'Tem viés político', diz família Coelho sobre operação da PF envolvendo a Codevasf
Ex-senador Fernando Bezerra Coelho, o deputado Fernando Filho e aliados foram alvos de operação da PF por suspeita de desvios em emendas parlamentares
247 - O ex-senador Fernando Bezerra Coelho (MDB-PE) e o deputado Fernando Filho (União-PE), filho do ex-parlamentar, emitiram nesta quarta-feira (25) uma nota crítica a uma operação da Polícia Federal (PF) sobre supostos indícios de que a cúpula da Companhia de Desenvolvimento dos Vales do São Francisco e do Parnaíba (Codevasf) em Pernambuco teria atuado sob influência direta da família Coelho, grupo político tradicional no estado. Outro alvo da ação policial é o ex-prefeito de Petrolina Miguel Coelho (União). A PF investiga suspeitas de irregularidades na destinação de emendas parlamentares envolvendo a prefeitura do município, que é a principal economia do Sertão pernambucano.
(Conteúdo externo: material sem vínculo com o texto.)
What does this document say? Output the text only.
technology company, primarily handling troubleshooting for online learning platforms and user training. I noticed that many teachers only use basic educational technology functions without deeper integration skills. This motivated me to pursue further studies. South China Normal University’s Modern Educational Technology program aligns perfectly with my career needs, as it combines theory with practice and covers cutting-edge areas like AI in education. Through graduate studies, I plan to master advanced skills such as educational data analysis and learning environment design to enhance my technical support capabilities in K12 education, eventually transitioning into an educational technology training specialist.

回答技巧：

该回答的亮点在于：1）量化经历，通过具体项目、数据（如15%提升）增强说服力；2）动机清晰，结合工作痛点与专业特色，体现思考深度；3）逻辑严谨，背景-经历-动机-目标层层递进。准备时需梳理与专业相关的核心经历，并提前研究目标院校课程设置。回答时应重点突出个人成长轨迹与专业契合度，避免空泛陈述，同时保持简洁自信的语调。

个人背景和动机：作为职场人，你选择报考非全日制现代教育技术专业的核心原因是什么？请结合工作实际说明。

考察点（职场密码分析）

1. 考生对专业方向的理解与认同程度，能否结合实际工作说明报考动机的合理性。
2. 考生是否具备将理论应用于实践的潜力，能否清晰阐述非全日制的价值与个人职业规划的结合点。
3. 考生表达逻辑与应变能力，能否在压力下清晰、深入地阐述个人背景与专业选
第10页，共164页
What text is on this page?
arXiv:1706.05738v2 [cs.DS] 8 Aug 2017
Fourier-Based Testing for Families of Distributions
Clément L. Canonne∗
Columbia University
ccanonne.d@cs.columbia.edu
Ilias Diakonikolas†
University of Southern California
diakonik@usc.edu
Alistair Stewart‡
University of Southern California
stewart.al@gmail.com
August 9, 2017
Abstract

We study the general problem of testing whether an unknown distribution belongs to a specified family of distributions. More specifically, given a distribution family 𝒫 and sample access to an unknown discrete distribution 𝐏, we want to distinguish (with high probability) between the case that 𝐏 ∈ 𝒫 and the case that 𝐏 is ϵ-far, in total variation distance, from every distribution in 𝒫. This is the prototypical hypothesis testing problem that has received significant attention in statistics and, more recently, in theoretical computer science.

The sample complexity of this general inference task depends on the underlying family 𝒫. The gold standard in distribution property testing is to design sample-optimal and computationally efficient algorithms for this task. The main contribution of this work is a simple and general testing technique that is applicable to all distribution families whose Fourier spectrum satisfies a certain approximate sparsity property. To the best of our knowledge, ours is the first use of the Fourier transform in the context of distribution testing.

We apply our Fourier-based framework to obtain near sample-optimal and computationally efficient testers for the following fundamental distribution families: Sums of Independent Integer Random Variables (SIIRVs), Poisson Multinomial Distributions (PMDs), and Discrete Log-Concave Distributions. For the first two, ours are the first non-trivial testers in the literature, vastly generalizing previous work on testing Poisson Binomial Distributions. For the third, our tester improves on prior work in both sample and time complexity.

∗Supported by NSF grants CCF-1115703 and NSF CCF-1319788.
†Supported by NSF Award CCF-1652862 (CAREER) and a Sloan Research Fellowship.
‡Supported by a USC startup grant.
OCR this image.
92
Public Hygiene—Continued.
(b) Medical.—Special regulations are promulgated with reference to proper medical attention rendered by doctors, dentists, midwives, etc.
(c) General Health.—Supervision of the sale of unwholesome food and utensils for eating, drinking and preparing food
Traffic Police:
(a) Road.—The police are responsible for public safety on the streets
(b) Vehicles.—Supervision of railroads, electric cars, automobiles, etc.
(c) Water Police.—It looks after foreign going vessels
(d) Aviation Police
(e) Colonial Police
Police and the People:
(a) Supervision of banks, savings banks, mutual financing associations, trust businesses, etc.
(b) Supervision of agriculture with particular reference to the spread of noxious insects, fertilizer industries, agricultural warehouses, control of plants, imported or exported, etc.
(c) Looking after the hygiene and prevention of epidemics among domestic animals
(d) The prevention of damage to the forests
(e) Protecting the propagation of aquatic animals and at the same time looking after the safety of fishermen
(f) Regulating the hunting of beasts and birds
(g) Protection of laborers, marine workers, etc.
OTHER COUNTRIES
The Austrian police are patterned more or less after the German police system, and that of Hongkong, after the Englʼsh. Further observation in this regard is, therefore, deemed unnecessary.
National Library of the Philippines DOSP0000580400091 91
“Impossível não destacar o viés político desse tipo de operação, uma vez que jamais deixamos de prestar quaisquer informações aos órgãos de controle, sejam estaduais ou federais”, diz a nota emitida pelos Coelho. Segundo a PF, a influência da família Coelho foi determinante para o direcionamento de verbas federais. Parte dos recursos teria beneficiado empresas ligadas ao grupo político, em especial a Liga Engenharia, que acumulou mais de R$ 100 milhões em contratos de pavimentação em Petrolina desde 2017.
“A petição do STF para tudo o que vimos hoje, apresenta como motivação emendas parlamentares destinadas durante o mandato de Fernando Bezerra Coelho e Fernando Filho, para a nossa terra, emendas estas que transformaram o município, que foi o que mais cresceu no Nordeste na última década, com a melhor qualidade de vida, indicadores educacionais e desenvolvimento humano”.
A família Coelho afirmou ter “a convicção que nossa força política é fundamental neste processo, reafirmamos que iremos continuar lutando para que mais recursos cheguem à cidade”.
“Petrolina não vai parar de crescer e nem voltar ao passado. Por meio da decisão do Ministro Flávio Dino, constatou-se que alguns fatos já foram objeto de apuração pelo STF com o consequente arquivamento (INQ 4513). Segundo consta na decisão do Ministro, a PGR manifestou-se contra as medidas postuladas pela polícia federal”, disse.
“As contas de Petrolina, aliás, estão devidamente regulares e aprovadas. Seguimos com tranquilidade e confiantes na Justiça brasileira. Nossa luta política não será abalada por perseguições de onde quer que elas venham”.